After commit a1fd37f97808, node 2 could receive REMOVE in short 
time after receive of
METADATA_UPDATED, MD_RECOVERY_NEEDED will be cleared by 
md_check_recovery() but in that time
rdev->raid_disk could be unchanged.

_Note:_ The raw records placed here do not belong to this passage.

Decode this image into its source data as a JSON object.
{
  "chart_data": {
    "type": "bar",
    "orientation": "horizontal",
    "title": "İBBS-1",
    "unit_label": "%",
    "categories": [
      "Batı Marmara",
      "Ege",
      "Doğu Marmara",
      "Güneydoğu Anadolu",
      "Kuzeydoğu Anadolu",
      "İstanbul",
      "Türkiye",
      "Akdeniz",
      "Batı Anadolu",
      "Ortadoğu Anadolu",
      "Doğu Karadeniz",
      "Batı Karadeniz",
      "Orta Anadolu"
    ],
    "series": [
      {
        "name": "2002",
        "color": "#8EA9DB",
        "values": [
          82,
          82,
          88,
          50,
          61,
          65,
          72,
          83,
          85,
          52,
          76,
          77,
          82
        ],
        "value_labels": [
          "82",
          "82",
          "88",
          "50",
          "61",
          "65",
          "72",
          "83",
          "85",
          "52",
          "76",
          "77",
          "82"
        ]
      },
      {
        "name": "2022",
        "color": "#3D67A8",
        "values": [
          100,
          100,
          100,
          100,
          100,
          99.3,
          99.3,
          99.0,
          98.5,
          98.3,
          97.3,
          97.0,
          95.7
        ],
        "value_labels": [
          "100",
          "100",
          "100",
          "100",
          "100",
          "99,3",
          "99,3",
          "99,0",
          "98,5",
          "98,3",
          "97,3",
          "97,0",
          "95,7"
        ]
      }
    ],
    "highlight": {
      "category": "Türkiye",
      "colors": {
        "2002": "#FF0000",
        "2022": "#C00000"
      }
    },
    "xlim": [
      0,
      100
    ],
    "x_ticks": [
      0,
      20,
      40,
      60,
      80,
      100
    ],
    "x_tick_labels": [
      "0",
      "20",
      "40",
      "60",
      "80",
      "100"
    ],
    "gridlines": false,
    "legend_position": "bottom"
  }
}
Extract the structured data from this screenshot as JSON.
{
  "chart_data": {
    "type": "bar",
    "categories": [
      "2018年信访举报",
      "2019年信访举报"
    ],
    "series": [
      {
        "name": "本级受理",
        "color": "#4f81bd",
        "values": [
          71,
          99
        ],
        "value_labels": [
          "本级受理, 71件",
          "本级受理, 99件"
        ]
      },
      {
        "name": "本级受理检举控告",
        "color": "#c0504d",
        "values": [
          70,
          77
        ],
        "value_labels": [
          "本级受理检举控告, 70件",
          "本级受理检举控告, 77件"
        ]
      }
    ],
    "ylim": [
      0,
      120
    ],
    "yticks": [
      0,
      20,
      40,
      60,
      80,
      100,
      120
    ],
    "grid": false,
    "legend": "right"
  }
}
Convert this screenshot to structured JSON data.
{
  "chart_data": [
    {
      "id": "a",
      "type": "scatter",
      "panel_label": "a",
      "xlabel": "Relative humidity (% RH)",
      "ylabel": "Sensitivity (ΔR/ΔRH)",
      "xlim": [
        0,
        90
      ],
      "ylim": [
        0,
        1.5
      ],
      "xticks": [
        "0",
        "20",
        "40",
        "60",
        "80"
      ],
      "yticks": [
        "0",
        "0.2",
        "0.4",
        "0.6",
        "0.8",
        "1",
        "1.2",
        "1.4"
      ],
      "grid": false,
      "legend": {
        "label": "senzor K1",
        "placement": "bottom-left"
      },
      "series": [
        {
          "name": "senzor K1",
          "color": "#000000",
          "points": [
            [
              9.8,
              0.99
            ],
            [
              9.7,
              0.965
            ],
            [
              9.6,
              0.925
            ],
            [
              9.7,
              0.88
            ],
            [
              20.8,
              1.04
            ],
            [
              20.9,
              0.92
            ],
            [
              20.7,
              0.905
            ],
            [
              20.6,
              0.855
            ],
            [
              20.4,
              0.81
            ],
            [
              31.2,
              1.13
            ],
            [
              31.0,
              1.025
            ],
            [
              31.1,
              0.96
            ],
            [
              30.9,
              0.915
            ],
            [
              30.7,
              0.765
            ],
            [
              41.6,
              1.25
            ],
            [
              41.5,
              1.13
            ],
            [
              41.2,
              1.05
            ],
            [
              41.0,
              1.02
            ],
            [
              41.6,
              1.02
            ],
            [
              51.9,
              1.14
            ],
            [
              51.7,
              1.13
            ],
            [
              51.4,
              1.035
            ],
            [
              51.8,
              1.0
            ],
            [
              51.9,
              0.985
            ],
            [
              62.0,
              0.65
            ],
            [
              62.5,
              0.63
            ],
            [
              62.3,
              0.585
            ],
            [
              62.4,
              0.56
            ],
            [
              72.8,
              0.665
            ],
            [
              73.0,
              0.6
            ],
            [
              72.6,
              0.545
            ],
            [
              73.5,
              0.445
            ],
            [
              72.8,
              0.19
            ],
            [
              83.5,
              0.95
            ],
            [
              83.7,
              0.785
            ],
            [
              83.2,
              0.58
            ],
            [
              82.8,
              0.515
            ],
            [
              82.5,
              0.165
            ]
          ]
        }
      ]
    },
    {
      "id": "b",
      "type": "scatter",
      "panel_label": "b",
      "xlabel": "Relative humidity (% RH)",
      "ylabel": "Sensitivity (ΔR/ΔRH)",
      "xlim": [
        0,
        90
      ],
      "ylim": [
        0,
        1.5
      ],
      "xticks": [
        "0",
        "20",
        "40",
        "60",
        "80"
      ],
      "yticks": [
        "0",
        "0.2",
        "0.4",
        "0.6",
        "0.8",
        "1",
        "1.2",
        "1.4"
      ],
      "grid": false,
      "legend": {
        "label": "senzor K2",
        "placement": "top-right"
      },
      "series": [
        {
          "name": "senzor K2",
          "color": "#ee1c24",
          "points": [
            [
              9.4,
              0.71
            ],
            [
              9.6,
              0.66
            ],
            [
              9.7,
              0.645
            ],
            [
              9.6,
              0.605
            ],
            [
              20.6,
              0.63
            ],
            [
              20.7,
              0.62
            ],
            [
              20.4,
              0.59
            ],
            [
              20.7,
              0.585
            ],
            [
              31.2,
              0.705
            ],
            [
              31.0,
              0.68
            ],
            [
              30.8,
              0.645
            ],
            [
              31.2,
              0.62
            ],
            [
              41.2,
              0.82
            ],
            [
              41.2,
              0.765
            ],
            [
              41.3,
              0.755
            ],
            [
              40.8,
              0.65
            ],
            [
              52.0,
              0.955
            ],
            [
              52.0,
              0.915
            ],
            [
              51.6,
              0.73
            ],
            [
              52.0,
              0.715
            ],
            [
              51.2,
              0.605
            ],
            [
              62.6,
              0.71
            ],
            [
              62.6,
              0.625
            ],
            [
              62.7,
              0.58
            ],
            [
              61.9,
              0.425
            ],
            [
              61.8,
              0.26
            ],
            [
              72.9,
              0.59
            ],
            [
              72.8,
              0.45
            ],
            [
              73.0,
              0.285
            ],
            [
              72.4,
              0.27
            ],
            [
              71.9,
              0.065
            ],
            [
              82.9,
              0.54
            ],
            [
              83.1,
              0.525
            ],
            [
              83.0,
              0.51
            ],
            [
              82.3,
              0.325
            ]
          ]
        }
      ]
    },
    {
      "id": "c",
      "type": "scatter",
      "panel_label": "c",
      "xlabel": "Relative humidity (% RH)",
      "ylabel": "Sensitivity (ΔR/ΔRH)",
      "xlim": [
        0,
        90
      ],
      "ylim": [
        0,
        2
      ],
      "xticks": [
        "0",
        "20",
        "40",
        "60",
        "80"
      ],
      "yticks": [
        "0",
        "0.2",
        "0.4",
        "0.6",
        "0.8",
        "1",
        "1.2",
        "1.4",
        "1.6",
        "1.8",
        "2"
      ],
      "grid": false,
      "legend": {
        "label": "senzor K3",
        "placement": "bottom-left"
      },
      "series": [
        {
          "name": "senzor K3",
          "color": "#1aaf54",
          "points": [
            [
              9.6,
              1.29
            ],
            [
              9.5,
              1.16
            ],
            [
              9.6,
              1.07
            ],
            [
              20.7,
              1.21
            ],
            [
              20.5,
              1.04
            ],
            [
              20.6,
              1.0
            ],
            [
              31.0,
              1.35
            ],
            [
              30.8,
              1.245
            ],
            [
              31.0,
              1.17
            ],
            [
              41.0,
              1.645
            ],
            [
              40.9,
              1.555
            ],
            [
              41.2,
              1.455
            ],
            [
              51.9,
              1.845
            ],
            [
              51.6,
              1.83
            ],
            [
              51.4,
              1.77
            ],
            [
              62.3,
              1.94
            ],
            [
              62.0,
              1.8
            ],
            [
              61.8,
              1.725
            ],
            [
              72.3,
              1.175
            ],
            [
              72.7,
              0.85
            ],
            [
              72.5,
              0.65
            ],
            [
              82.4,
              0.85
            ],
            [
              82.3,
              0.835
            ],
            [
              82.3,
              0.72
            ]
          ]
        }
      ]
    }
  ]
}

Then MD_RECOVERY_NEEDED will 
be cleared in the end of md_check_recovery()
no more chance to meet the condition.

Reviewed-by: Su Yue <glass.su@suse.com>

> +				if (rdev->raid_disk < 0 &&
> +				    test_and_clear_bit(ClusterRemove, 
> &rdev->flags))
>  					md_kick_rdev_from_array(rdev);
>  			}
>  		}
> @@ -10065,8 +10065,11 @@ static void check_sb_changes(struct 
> mddev *mddev, struct md_rdev *rdev)
>
>  	/* Check for change of roles in the active devices */
>  	rdev_for_each_safe(rdev2, tmp, mddev) {
> -		if (test_bit(Faulty, &rdev2->flags))
> +		if (test_bit(Faulty, &rdev2->flags)) {
> +			if (test_bit(ClusterRemove, &rdev2->flags))
> +				set_bit(MD_RECOVERY_NEEDED, &mddev->recovery);
>  			continue;
> +		}
>
>  		/* Check if the roles changed */
>  		role = le16_to_cpu(sb->dev_roles[rdev2->desc_nr]);